Ormai non c’è settore del Made in Italy che non sia caduto nel mirino dei falsari. Il progetto “TF-Traceability and Fashion”, che è stato presentato a Berlino nel corso di un evento organizzato dalla Camera di commercio italiana per la Germania, consiste in una sorta di “bollino” rilasciato dalle Camere di Commercio locali dopo rigorosi controlli su tutte le tappe di produzione di tessuti, capi, accessori e pelletteria. L’obiettivo è assicurare l’assoluta trasparenza e tracciabilità di ogni prodotto realizzato sotto l’etichetta di “Made in Italy”, dall’idea iniziale fino alla sua realizzazione finale.


Nelle intenzioni delle istituzioni e di chi lo ha concepito, questo bollino potrebbe rivelarsi un valido aiuto nell’azione di contrasto a questo gravissimo problema. Il commercio dei prodotti contraffatti, secondo stime recenti del WTO (l’Organizzazione Mondiale del Commercio), è stimato attorno al 7% del commercio mondiale per un valore complessivo di 200 miliardi di dollari e per quanto riguarda il Made in Italy, stando ai dati forniti dal Censis, si attesta attorno ai 7 miliardi di euro. Quando crediamo di risparmiare acquistando un falso, spesso mal realizzato e con materiali tossici, per giounta, pensiamo che lo stiamo facendo sulla pelle di tanti lavoratori (artigiani, sarte, ricamatrici, terzisti, rappresentanti…) che perderanno il posto se le vendite non saranno soddisfacenti.

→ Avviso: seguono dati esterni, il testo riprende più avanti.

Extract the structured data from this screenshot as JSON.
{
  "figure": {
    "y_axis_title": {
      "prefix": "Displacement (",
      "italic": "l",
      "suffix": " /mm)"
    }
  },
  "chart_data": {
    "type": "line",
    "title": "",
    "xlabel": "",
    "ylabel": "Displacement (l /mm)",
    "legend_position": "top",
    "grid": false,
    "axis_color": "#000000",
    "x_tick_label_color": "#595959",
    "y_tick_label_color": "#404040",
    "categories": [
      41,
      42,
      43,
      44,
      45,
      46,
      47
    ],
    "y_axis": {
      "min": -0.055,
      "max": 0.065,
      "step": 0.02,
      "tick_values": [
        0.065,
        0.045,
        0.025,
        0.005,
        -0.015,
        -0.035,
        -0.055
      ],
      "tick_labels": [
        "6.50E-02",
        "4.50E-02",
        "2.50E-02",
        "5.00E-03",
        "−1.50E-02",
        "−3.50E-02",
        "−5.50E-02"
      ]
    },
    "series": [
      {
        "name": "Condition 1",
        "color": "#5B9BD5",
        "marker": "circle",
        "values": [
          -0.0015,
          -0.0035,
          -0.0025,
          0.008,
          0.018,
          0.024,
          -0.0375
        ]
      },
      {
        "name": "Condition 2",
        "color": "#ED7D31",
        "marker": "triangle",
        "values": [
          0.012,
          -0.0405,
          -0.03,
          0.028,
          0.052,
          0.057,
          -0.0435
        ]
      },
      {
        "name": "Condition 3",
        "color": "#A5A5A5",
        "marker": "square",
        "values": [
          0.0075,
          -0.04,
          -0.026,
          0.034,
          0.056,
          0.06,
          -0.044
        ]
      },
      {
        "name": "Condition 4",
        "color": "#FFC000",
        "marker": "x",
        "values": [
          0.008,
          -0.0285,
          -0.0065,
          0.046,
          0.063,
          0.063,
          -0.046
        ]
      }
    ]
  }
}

Bisogna entrare nell’ordine di idee che se al momento non possiamo permetterci un dato prodotto non c’è nulla di male. Bisogna avere davvero poca autostima per far dipendere il giudizio che abbiamo di noi stessi dal possedere, ad esempio, una certa borsa di una data griffe. Questa “rivoluzione copernicana” parte, quindi, da ciascuna di noi perché se non c’è domanda di falso non c’è offerta. Purtroppo da sempre la vanità presta il fianco alla criminalità e pur di sentirsi parte di un sogno e possedere uno status symbol, anche “taroccato”, non si guarda in faccia a nessuno e più c’è crisi più aumenta la richiesta di falsi.

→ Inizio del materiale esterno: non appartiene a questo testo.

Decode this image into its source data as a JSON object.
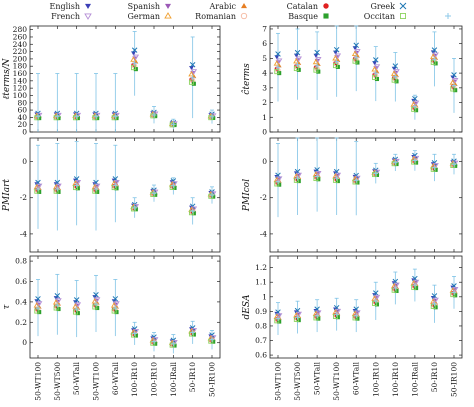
{
  "chart_data": {
    "type": "scatter",
    "categories": [
      "50-WT100",
      "50-WT500",
      "50-WTall",
      "50-WT100",
      "60-WTall",
      "100-IR10",
      "100-IR10",
      "100-IRall",
      "50-IR10",
      "50-IR100"
    ],
    "legend": [
      {
        "name": "English",
        "color": "#3b3fb6",
        "marker": "tri-down"
      },
      {
        "name": "Spanish",
        "color": "#9b59b6",
        "marker": "tri-down"
      },
      {
        "name": "Arabic",
        "color": "#e67e22",
        "marker": "tri-up"
      },
      {
        "name": "Catalan",
        "color": "#e02020",
        "marker": "circle"
      },
      {
        "name": "Greek",
        "color": "#1f77b4",
        "marker": "x"
      },
      {
        "name": "French",
        "color": "#b58fd6",
        "marker": "tri-down-open"
      },
      {
        "name": "German",
        "color": "#f0a030",
        "marker": "tri-up-open"
      },
      {
        "name": "Romanian",
        "color": "#f5b8a0",
        "marker": "circle-open"
      },
      {
        "name": "Basque",
        "color": "#2ca02c",
        "marker": "square"
      },
      {
        "name": "Occitan",
        "color": "#8dd35f",
        "marker": "square-open"
      },
      {
        "name": "",
        "color": "#8ec9e8",
        "marker": "plus"
      }
    ],
    "panels": [
      {
        "id": "terms-n",
        "ylabel": "ℓterms/N",
        "ylim": [
          0,
          290
        ],
        "yticks": [
          0,
          20,
          40,
          60,
          80,
          100,
          120,
          140,
          160,
          180,
          200,
          220,
          240,
          260,
          280
        ],
        "centers": [
          40,
          40,
          40,
          40,
          40,
          180,
          45,
          20,
          140,
          40
        ],
        "spread": [
          10,
          10,
          10,
          10,
          10,
          40,
          8,
          5,
          40,
          8
        ],
        "err": [
          120,
          120,
          120,
          120,
          120,
          95,
          25,
          15,
          120,
          20
        ]
      },
      {
        "id": "terms-c",
        "ylabel": "ĉterms",
        "ylim": [
          0,
          7.2
        ],
        "yticks": [
          0,
          1,
          2,
          3,
          4,
          5,
          6,
          7
        ],
        "centers": [
          4.2,
          4.4,
          4.3,
          4.6,
          4.9,
          3.8,
          3.6,
          1.6,
          4.8,
          3.0
        ],
        "spread": [
          1.0,
          0.9,
          1.0,
          0.9,
          0.9,
          1.0,
          0.8,
          0.6,
          0.7,
          0.8
        ],
        "err": [
          2.5,
          2.6,
          2.5,
          2.6,
          2.5,
          2.0,
          1.8,
          0.9,
          2.0,
          2.0
        ]
      },
      {
        "id": "pmi-art",
        "ylabel": "PMIart",
        "ylim": [
          -5,
          1.3
        ],
        "yticks": [
          -4,
          -2,
          0
        ],
        "centers": [
          -1.6,
          -1.6,
          -1.4,
          -1.6,
          -1.4,
          -2.6,
          -1.8,
          -1.4,
          -2.8,
          -1.9
        ],
        "spread": [
          0.4,
          0.4,
          0.4,
          0.4,
          0.4,
          0.2,
          0.2,
          0.3,
          0.3,
          0.2
        ],
        "err": [
          2.5,
          2.6,
          2.5,
          2.6,
          2.3,
          0.6,
          0.5,
          0.5,
          0.8,
          0.5
        ]
      },
      {
        "id": "pmi-col",
        "ylabel": "PMIcol",
        "ylim": [
          -5,
          1.3
        ],
        "yticks": [
          -4,
          -2,
          0
        ],
        "centers": [
          -1.2,
          -1.0,
          -0.9,
          -1.0,
          -1.1,
          -0.7,
          -0.1,
          0.0,
          -0.4,
          -0.2
        ],
        "spread": [
          0.4,
          0.4,
          0.4,
          0.4,
          0.3,
          0.2,
          0.2,
          0.3,
          0.3,
          0.2
        ],
        "err": [
          2.2,
          2.3,
          2.2,
          2.3,
          2.2,
          0.6,
          0.5,
          0.6,
          0.8,
          0.6
        ]
      },
      {
        "id": "tau",
        "ylabel": "τ",
        "ylim": [
          -0.15,
          0.85
        ],
        "yticks": [
          0,
          0.2,
          0.4,
          0.6,
          0.8
        ],
        "centers": [
          0.32,
          0.35,
          0.31,
          0.36,
          0.32,
          0.08,
          0.0,
          -0.02,
          0.09,
          0.02
        ],
        "spread": [
          0.1,
          0.1,
          0.1,
          0.1,
          0.1,
          0.05,
          0.05,
          0.04,
          0.05,
          0.05
        ],
        "err": [
          0.3,
          0.32,
          0.3,
          0.3,
          0.3,
          0.12,
          0.1,
          0.1,
          0.12,
          0.1
        ]
      },
      {
        "id": "d-esa",
        "ylabel": "dESA",
        "ylim": [
          0.58,
          1.28
        ],
        "yticks": [
          0.6,
          0.7,
          0.8,
          0.9,
          1.0,
          1.1,
          1.2
        ],
        "centers": [
          0.84,
          0.85,
          0.86,
          0.87,
          0.86,
          0.96,
          1.05,
          1.07,
          0.94,
          1.02
        ],
        "spread": [
          0.05,
          0.05,
          0.05,
          0.05,
          0.05,
          0.06,
          0.05,
          0.05,
          0.06,
          0.05
        ],
        "err": [
          0.12,
          0.12,
          0.12,
          0.12,
          0.12,
          0.14,
          0.12,
          0.12,
          0.14,
          0.12
        ]
      }
    ]
  }
}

Certo, dati i tempi, le griffe potrebbero anche ritoccare un po’, i loro listini prezzi, ma anche loro vendono meno di un tempo, mentre gli artigiani sono strozzati ogni giorno tra affitti carissimi, un’infinità di tasse e una perdita inesorabile di una clientela sempre meno educata al bello, che raramente sa capire e apprezzare un pezzo unico e preferisce orientarsi su status symbol universalmente riconosciuti e riconoscibili, che dicano al mondo, che loro non hanno affatto perso potere d’acquisto. Una questione di insicurezza ed autostima che però si ripercuote sull’economia di una intera nazione.